Conclusion: deux des quatres études (1 et 4) ont rapporté un effet préventif significatif d’une consommation quotidienne de vitamine E (au dessus de 18 mg) , avec un réduction de 26% et 70%. En revanche, la deuxième étude a rapporté un effet néfaste d’une consommation à long terme (30 ans) de vitamine E (au dessus de 10 mg/jour).
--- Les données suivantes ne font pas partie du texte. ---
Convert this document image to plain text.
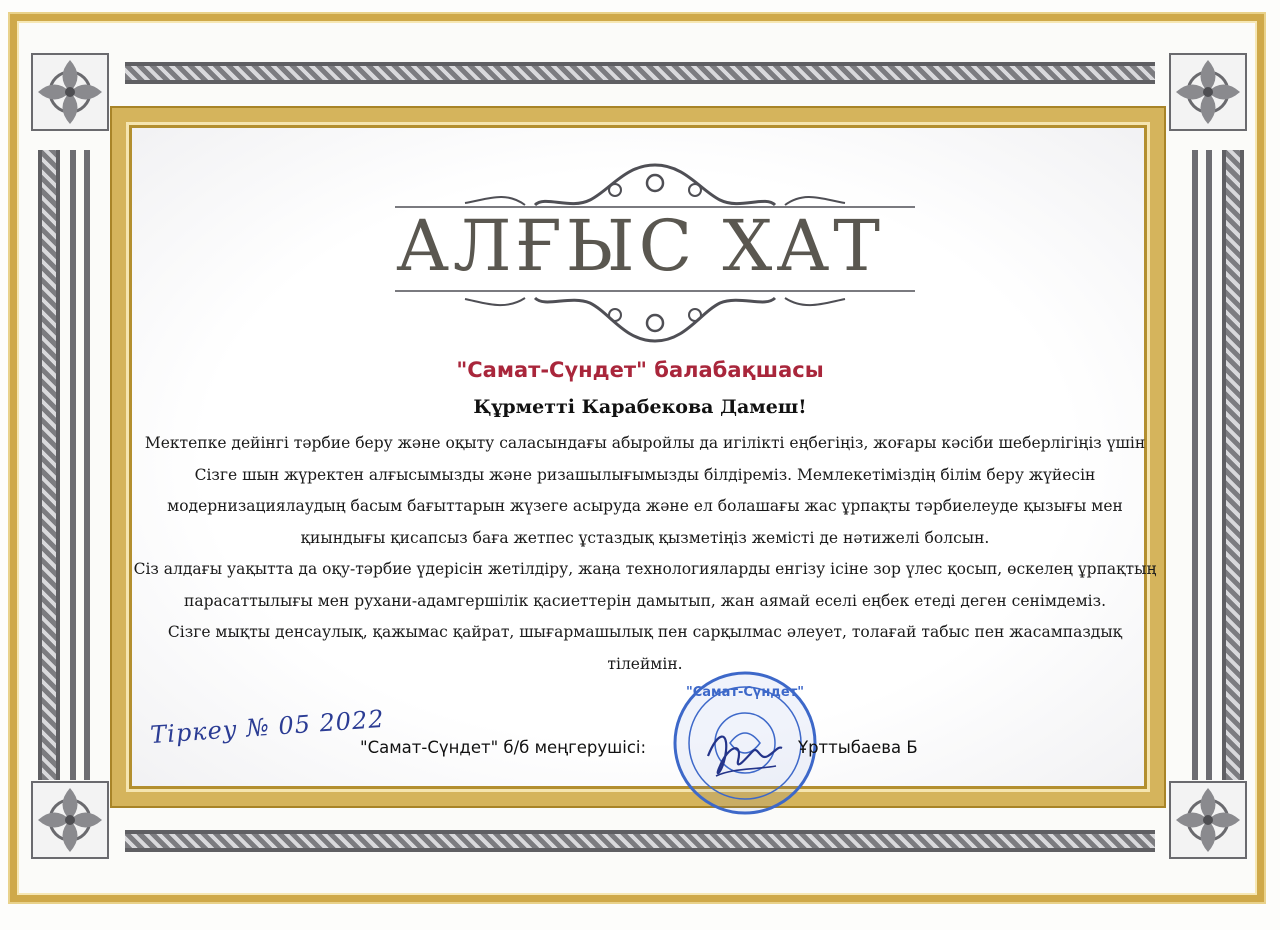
АЛҒЫС ХАТ
"Самат-Сүндет" балабақшасы
Құрметті Карабекова Дамеш!

Мектепке дейінгі тәрбие беру және оқыту саласындағы абыройлы да игілікті еңбегіңіз, жоғары кәсіби шеберлігіңіз үшін Сізге шын жүректен алғысымызды және ризашылығымызды білдіреміз. Мемлекетіміздің білім беру жүйесін модернизациялаудың басым бағыттарын жүзеге асыруда және ел болашағы жас ұрпақты тәрбиелеуде қызығы мен қиындығы қисапсыз баға жетпес ұстаздық қызметіңіз жемісті де нәтижелі болсын.

Сіз алдағы уақытта да оқу-тәрбие үдерісін жетілдіру, жаңа технологияларды енгізу ісіне зор үлес қосып, өскелең ұрпақтың парасаттылығы мен рухани-адамгершілік қасиеттерін дамытып, жан аямай еселі еңбек етеді деген сенімдеміз.

Сізге мықты денсаулық, қажымас қайрат, шығармашылық пен сарқылмас әлеует, толағай табыс пен жасампаздық тілеймін.

Тіркеу № 05 2022
"Самат-Сүндет"
"Самат-Сүндет" б/б меңгерушісі:	Ұрттыбаева Б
E. Efficacité d’une consommation totale de vitamine C (alimentation et suppléments)

Résultats
Nombre de participants: 815
Age moyen (début de l’étude) : 73 ans
Durée du suivi des participants: 4 ans

Quintile le plus bas (<93 mg/jour): OR=1,00
Second quintile (93-134 mg/jour): OR=0,68
Troisième quintile (135-185 mg/jour): OR=0,79
Quatrième quintile (185-308 mg/jour): OR=1,11
Quintile le plus haut (310-2530 mg/jour): OR=0,79

Conclusion : pas d’effet préventif significatif d’une consommation totale de vitamine C

F. Efficacité d’une consommation totale de vitamine E (alimentation et suppléments)

Résultats

Etude 1
Nombre de participants: 980
Age moyen (début de l’étude) : 75 ans
Durée du suivi des participants: 4 ans

Quartile le plus bas (2,68 mg/jour): HR=1,00
Second quartile (4,02 mg/jour): HR=0,75
Troisième quartile (8,04 mg/jour): HR=0,97
Quartile le plus haut (171,52 mg/jour): HR=0,76

Etude 2
Nombre de participants: 815
Age moyen (début de l’étude) : 73 ans
Durée du suivi des participants: 4 ans

Quintile le plus bas (<5,29 mg/jour): OR=1,00
Second quintile (5,29-6,50 mg/jour): OR=0,82
Troisième quintile (6,50 -11,66 mg/jour): OR=0,50
Quatrième quintile (11,66-33,90 mg/jour): OR=0,84
Quintile le plus haut (33,90-1112,20 mg/jour): OR=0,81

Conclusion : pas d’effet préventif significatif d’une consommation totale de vitamine E

G. Efficacité d’une consommation totale de vitamines C et E (alimentation et suppléments)

Résultats

Etude 1
Nombre de participants: 2969
Age moyen (début de l’étude) : 76 ans
Durée du suivi des participants: 5 ans et demi

Groupe contrôle ne prenant pas de vitamines C et E : HR=1.00
Groupe prenant exclusivement des vitamines C et E : HR=1.00

Etude 2
Nombre de participants: 3385
Age moyen (début de l’étude) : 74 ans
Durée du suivi des participants: non déterminée

Groupe contrôle ne prenant pas de vitamines C et E : OR=1,00
Groupe prenant exclusivement des vitamines C et E : OR=1,81

Etude 3
Nombre de participants: 3227
Age moyen (début de l’étude) : 72 ans
Durée du suivi des participants: 3 ans

Groupe contrôle ne prenant pas de vitamines C et E : HR=1,00
Groupe prenant des vitamines C et E* (mais aussi d’autres vitamines): HR=0,36
* Minimum 500 mg de vitamine C et 400 IU de vitamin E

Conclusion : pas d’effet préventif significatif d’une supplémentation en vitamines C et E. On remarque cependant que les études 2 et 3 ont rapporté des résultats apparemment contradictoires, avec respectivement une augmentation (+81%) et une diminution (-64%) du risque de maladie d’Alzheimer. Cette différence peut s’expliquer par le fait que les sujets âgés prennent soit exclusivement des vitamines C et E, soit des vitamines C et E accompagnées d’autres vitamines.